Comment by 1718627440

Comment by 1718627440 5 days ago

7 replies

    char * 
    left_pad (const char * string, unsigned int pad)
    {
        char tmp[strlen (string)+pad+1];
        memset (tmp, ' ', pad);
        strcpy (tmp+pad, string);
        return strdup (tmp);
    } 
Doesn't sound too hard in my opinion. This only works for strings, that fit on the stack, so if you want to make it robust, you should check for the string size. It (like everything in C) can of course fail. Also it is a quite naive implementation, since it calculates the string size three times.
brabel 5 days ago

Not a C expert but you’re using a dynamic array right on the stack, and then returning the duplicate of that. Shouldn’t that be Malloc’ed instead?? Is it safe to return the duplicate of a stack allocated array, wouldn’t the copy be heap allocated anyway? Not to mention it blows the stack and you get segmentation fault?

  • 1718627440 5 days ago

    > and then returning the duplicate of that. Shouldn’t that be Malloc’ed instead??

    Like the sibling already wrote, that's what strdup does.

    > Is it safe to return the duplicate of a stack allocated

    Yeah sure, it's a copy.

    > wouldn’t the copy be heap allocated anyway?

    Yes. I wouldn't commit it like that, it is a naive implementation. But honestly I wouldn't commit leftpad at all, it doesn't sound like a sensible abstraction boundary to me.

    > Not to mention it blows the stack and you get segmentation fault?

    Yes and I already mentioned that in my comment.

    ---

    > dynamic array right on the stack

    Nitpick: It's a variable length array and it is auto allocated. Dynamic allocation refers to the heap or something similar, not already done by the compiler.

  • lionkor 5 days ago
    • brabel 4 days ago

      My point was that if you’re going to allocate anyway what was the point of allocating the original on the stack? You wouldn’t need the duplicate if you malloc that.

      • 1718627440 4 days ago

        Yes, that is right.
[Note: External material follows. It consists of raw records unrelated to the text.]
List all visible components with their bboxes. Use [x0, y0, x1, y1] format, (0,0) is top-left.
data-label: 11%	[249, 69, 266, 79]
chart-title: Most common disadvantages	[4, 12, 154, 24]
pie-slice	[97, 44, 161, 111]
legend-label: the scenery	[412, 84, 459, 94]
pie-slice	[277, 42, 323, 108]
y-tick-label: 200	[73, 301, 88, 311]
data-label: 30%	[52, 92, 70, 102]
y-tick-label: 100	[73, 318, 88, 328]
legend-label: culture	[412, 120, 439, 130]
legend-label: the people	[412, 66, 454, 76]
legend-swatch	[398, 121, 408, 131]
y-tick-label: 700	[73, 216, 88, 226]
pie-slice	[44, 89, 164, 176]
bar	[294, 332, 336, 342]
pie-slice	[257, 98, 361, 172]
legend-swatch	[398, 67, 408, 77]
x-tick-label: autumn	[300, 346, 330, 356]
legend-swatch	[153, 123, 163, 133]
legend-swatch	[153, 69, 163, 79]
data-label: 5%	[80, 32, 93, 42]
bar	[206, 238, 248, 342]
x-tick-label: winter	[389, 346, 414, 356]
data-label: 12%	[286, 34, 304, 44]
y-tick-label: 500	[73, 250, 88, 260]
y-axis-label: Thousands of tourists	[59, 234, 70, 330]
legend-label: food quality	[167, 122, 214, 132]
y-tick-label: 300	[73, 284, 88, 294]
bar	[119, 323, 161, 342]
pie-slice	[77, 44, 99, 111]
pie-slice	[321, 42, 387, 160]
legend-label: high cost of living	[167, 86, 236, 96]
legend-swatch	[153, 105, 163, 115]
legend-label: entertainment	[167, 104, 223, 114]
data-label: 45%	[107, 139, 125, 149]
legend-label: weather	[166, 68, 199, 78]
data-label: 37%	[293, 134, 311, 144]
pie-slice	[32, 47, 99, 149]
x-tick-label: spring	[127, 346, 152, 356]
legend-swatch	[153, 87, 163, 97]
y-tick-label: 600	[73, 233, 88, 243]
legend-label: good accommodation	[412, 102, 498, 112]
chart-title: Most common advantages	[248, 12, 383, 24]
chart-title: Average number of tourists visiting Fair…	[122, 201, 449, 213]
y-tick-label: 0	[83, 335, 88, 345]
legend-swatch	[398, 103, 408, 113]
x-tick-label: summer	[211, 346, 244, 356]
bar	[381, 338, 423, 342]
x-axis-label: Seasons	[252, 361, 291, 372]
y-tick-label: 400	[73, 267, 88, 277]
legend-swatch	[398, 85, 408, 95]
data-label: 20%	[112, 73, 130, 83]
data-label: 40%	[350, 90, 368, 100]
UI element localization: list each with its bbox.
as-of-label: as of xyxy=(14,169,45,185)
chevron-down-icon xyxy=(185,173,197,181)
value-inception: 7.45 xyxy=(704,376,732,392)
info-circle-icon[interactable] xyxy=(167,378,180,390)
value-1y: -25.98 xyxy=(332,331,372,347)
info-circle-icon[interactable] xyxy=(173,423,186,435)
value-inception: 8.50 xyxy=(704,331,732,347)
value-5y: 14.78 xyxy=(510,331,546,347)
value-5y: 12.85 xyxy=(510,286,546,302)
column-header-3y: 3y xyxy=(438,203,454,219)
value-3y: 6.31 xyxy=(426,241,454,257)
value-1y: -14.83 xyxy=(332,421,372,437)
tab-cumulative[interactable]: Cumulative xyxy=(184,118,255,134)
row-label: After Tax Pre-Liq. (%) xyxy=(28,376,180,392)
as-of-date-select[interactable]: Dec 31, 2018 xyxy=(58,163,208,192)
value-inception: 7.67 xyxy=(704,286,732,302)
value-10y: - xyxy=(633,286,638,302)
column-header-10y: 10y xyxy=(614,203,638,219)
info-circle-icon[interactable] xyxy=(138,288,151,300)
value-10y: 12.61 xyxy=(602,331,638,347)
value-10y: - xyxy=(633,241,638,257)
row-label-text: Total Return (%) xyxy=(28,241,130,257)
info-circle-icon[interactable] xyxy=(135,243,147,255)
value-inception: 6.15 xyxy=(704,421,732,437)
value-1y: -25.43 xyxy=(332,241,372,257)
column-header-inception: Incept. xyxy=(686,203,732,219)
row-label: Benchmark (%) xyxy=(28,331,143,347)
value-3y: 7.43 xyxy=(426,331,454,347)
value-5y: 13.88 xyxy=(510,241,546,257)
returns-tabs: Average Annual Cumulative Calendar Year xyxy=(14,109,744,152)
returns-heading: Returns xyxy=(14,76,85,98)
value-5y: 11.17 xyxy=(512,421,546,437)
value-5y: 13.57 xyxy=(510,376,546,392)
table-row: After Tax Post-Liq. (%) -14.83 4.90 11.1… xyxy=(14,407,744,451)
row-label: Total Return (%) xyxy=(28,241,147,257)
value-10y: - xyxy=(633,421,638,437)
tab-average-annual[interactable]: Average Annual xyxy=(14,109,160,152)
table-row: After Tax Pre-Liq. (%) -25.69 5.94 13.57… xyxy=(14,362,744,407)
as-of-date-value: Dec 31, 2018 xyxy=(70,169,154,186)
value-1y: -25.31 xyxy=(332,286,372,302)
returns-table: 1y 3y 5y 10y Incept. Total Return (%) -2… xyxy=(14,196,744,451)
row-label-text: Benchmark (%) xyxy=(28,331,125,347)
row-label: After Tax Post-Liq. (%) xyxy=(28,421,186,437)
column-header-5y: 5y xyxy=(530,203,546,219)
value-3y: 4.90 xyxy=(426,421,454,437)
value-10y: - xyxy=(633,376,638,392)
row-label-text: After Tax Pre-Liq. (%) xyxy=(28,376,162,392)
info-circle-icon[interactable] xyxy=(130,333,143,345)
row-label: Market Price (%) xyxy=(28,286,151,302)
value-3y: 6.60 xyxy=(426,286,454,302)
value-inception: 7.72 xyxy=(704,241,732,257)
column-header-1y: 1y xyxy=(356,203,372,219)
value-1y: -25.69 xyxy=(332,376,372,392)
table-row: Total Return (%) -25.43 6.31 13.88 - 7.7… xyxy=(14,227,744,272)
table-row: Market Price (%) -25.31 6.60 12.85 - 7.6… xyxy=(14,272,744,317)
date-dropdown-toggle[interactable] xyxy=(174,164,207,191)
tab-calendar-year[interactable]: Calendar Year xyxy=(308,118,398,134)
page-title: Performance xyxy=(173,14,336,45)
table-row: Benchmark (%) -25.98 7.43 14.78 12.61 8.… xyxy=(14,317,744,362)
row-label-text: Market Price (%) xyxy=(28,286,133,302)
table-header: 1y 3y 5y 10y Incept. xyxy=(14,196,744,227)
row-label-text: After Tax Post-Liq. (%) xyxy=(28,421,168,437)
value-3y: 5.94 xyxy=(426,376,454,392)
The only reason I did it this way was, because I wanted to demonstrate a naive implementation, I wouldn't commit that, but I wouldn't commit leftpad at all.

        Allocating on the stack is pretty cheap, it's only a single instruction to move the stack pointer. The compiler is likely to optimize it away completely. When doing more complicated things, where you don't build the string linearly allocating on the stack first can be likely cheaper, since the stack memory is likely in cache, but a new allocation isn't. It can also make the code easier, since you can first do random stuff on the stack and then allocate on the heap once the string is complete and you know its final size.

newsoftheday 5 days ago

strndup would be safer if I correctly recall from my C days?

  • 1718627440 5 days ago

    Safer for what? That opinion seems to be misguided to me.

    strndup prevents you from overrunning the allocation of a string given that you pass it the containing allocations size correctly. But if you got passed something that is not a string, there will be a buffer overrun right there in the first line. Also what outer allocation?

    You use strcpy when you get a string and memcpy when you get an array of char. strncpy is for when you get something that is maybe a string, but also a limited array. There ARE use cases for it, but it isn't for safety.